AUC: 0.8189514389268764


In [75]:
# create evaluators for other metrics
precision_evaluator = MulticlassClassificationEvaluator(labelCol="is_fraud", metricName="precisionByLabel")
recall_evaluator = MulticlassClassificationEvaluator(labelCol="is_fraud", metricName="recallByLabel")
f1_evaluator = MulticlassClassificationEvaluator(labelCol="is_fraud", metricName="f1")
accuracy_evaluator = MulticlassClassificationEvaluator(labelCol="is_fraud", metricName="accuracy")
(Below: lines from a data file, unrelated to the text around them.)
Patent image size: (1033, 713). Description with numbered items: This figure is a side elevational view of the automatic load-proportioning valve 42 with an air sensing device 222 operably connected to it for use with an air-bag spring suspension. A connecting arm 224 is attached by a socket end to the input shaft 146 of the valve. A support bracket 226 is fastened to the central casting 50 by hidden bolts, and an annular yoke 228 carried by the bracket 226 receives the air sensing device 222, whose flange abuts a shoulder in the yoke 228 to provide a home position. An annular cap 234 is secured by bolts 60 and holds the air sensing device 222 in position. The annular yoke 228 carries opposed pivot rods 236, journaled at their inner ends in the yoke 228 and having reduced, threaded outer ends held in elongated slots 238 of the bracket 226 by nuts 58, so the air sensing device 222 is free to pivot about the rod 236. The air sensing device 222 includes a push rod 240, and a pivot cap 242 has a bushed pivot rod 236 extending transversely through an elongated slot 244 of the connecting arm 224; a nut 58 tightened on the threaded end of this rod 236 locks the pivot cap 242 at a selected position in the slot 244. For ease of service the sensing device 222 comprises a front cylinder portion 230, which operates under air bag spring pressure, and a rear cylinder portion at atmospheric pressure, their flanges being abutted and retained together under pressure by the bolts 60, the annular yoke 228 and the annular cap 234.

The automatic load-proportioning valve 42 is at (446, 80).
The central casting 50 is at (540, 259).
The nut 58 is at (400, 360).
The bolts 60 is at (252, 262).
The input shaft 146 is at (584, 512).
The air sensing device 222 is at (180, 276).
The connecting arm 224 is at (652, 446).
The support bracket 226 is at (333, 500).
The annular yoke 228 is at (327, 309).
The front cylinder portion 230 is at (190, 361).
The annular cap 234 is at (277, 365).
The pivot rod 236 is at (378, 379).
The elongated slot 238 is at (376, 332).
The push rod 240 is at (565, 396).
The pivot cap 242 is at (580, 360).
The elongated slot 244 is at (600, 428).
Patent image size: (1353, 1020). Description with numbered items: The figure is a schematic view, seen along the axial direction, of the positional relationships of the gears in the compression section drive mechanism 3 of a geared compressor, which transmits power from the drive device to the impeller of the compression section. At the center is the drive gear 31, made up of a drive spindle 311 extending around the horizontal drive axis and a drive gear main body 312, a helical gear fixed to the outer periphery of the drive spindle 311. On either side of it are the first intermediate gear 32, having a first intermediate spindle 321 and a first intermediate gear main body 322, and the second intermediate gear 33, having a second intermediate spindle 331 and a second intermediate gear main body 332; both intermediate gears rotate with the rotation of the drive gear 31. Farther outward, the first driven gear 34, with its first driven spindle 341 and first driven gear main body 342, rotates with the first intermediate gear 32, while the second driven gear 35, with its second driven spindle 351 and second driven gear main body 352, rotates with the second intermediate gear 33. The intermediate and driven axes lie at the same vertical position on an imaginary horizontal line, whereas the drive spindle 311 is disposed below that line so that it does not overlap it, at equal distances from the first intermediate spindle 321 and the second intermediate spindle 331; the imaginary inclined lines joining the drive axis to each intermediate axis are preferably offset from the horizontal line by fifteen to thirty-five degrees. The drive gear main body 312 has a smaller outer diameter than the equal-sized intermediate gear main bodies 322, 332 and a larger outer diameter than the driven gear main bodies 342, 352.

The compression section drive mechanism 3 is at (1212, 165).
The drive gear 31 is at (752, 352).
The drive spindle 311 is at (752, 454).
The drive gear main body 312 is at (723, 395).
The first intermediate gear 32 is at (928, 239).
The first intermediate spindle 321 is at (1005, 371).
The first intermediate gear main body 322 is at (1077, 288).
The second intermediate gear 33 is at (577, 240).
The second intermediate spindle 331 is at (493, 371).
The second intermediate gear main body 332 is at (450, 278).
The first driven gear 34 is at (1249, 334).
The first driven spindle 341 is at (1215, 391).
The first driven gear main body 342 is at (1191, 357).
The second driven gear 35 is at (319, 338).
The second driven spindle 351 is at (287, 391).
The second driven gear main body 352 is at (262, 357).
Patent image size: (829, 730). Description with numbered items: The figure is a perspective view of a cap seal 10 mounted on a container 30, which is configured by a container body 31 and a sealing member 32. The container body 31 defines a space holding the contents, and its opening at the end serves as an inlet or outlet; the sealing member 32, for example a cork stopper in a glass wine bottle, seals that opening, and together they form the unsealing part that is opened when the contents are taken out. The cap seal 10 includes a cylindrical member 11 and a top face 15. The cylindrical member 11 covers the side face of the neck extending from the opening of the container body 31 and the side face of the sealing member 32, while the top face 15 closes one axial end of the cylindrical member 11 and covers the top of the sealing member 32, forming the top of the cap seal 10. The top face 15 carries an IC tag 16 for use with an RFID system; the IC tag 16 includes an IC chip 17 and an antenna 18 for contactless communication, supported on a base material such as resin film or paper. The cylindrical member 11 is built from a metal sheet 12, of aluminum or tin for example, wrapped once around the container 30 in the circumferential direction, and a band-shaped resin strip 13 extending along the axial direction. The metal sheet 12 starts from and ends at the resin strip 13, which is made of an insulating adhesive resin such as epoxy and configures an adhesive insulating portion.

# applying evaluators to logit prediction
precision = precision_evaluator.evaluate(logit_pred, {precision_evaluator.metricLabel: 1})
recall = recall_evaluator.evaluate(logit_pred, {recall_evaluator.metricLabel: 1})
f1 = f1_evaluator.evaluate(logit_pred)
accuracy = accuracy_evaluator.evaluate(logit_pred)

In [76]:
# add results to dataframe to compare with later models
models_results = spark.createDataFrame([
          Row(model= 'Logit', AUC=auc, Precision=precision, Recall=recall, Accuracy=accuracy, F1=f1)
                ])

### Random Forest <a name="rf"></a>

In [77]:
# create rf model
rfreg = RandomForestClassifier(labelCol='is_fraud', featuresCol='features', weightCol='weights')

# apply to dataset
rf = rfreg.fit(final_train)

In [78]:
# predict using test set
rf_pred = rf.transform(final_test)

# area under the ROC Curve
evaluator = BinaryClassificationEvaluator(labelCol='is_fraud', rawPredictionCol="prediction")
auc = evaluator.evaluate(rf_pred)
print(f"AUC: {auc}")

precision = precision_evaluator.evaluate(rf_pred, {precision_evaluator.metricLabel: 1})
recall = recall_evaluator.evaluate(rf_pred, {recall_evaluator.metricLabel: 1})
f1 = f1_evaluator.evaluate(rf_pred)
accuracy = accuracy_evaluator.evaluate(rf_pred)

AUC: 0.8611925330329725


In [79]:
# create new row with random forest result
column_names = models_results.columns
new_row = spark.createDataFrame([('random forest',auc, precision, recall, accuracy, f1)], column_names)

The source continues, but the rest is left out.